How Much Can We Trust LLM Search Agents? Measuring Endorsement Vulnerability to Web Content Manipulation

arXiv:2606.16821v1 Announce Type: new Abstract: Large language model (LLM)-based search agents synthesize open-web content into actionable recommendations on behalf of users, creating a risk that attacker-published pages are transformed into endorsed claims. We introduce SearchGEO, a controlled evaluation framework for measuring endorsement corruption in LLM-based web-search agents, combining a web-evidence manipulation pipeline, a five-mode attack taxonomy, and multiple output-level metrics. We evaluate 13 LLM backends on 308 cases each. Results show that vulnerability patterns vary across ba
The proliferation of LLM-based search agents necessitates immediate assessment of their vulnerabilities as they are increasingly deployed for user recommendations.
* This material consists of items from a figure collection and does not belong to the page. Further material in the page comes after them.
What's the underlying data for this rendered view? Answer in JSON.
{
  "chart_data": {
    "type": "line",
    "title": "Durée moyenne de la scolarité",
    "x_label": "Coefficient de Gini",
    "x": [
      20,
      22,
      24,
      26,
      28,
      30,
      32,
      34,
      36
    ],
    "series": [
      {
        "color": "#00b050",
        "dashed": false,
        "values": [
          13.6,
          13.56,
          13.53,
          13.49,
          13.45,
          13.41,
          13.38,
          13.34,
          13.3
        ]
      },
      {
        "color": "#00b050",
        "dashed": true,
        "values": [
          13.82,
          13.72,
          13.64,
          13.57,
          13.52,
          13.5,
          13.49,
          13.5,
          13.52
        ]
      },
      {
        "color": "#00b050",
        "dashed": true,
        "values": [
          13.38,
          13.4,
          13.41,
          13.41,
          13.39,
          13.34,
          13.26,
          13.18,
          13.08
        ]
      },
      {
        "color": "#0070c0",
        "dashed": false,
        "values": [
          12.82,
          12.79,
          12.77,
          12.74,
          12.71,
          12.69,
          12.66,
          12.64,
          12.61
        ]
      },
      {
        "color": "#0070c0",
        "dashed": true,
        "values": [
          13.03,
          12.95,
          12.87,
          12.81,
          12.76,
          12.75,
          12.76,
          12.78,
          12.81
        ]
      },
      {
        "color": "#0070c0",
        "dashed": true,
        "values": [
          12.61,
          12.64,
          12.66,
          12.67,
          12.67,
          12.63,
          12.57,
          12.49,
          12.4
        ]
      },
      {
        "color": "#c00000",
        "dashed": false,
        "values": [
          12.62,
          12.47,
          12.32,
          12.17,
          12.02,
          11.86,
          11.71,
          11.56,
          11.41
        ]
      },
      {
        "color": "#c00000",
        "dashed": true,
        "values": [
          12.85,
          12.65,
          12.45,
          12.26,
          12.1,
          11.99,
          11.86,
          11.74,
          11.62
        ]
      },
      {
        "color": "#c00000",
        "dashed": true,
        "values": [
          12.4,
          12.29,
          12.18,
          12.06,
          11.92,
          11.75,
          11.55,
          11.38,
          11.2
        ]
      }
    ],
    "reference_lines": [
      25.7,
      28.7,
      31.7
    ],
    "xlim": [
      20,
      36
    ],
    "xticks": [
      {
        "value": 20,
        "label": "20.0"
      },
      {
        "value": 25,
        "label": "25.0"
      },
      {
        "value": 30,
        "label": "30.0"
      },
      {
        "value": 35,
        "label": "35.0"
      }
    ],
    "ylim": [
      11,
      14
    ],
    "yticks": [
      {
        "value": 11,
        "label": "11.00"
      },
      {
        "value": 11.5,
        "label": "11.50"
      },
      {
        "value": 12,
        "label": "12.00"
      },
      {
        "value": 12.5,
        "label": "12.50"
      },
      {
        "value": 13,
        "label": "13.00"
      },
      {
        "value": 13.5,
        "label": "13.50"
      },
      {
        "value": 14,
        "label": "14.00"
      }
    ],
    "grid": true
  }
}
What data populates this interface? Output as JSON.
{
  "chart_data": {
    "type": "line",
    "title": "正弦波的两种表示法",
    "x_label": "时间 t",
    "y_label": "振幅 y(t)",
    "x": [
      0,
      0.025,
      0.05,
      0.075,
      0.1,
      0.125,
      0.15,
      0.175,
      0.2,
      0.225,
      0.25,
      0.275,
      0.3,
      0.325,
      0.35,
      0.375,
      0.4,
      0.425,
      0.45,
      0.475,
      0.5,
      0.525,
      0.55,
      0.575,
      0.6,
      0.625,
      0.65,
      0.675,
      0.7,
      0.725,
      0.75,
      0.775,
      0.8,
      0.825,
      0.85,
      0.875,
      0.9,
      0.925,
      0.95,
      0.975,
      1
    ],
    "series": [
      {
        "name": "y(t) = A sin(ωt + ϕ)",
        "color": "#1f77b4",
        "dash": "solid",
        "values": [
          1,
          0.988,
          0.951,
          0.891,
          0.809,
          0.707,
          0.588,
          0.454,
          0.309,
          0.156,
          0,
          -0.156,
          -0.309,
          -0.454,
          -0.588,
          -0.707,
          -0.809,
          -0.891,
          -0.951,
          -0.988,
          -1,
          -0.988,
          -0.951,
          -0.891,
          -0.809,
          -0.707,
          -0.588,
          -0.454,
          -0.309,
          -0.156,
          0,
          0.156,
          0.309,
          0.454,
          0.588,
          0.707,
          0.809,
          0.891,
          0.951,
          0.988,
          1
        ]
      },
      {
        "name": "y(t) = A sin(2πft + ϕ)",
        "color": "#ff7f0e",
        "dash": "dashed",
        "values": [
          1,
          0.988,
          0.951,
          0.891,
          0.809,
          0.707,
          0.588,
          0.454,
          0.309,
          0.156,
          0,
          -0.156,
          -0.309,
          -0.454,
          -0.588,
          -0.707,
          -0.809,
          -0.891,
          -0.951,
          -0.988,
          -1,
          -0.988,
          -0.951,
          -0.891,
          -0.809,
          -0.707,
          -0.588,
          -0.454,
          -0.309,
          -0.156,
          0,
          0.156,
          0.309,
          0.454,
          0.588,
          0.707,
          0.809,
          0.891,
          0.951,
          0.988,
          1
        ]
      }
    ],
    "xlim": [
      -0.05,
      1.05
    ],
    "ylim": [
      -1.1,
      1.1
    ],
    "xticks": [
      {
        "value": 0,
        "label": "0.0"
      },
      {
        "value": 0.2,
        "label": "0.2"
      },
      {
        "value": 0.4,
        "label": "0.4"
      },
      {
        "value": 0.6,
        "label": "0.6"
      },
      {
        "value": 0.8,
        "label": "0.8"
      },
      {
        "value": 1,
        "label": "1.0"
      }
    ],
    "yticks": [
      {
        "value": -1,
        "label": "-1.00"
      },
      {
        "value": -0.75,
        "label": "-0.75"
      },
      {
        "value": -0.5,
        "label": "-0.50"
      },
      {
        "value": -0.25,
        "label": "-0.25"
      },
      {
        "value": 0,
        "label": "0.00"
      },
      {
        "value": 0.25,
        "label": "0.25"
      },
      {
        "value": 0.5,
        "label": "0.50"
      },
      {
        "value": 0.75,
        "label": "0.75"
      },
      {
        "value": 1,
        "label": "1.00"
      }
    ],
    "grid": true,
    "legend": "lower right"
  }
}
This research highlights critical security flaws in LLM search agents, posing significant risks to information integrity and user trust in AI-generated content.
The understanding of how easily LLM search agents can be manipulated will drive new security protocols and evaluation frameworks for their development and deployment.
- · Cybersecurity researchers
- · AI ethics and safety organizations
- · Developers of robust LLM security tools
- · Users trusting unverified LLM recommendations
- · Companies deploying insecure LLM agents
- · LLM developers ignoring security vulnerabilities
Increased scrutiny and demand for 'secure by design' principles in LLM development.
Development of new attack vectors and defenses, creating an arms race in LLM security.
Potential for regulatory bodies to mandate specific security standards for AI agents, impacting their commercialization.
This signal links to a primary source. Continuum Brief monitors and indexes it as part of the live intelligence stream — we do not republish source content.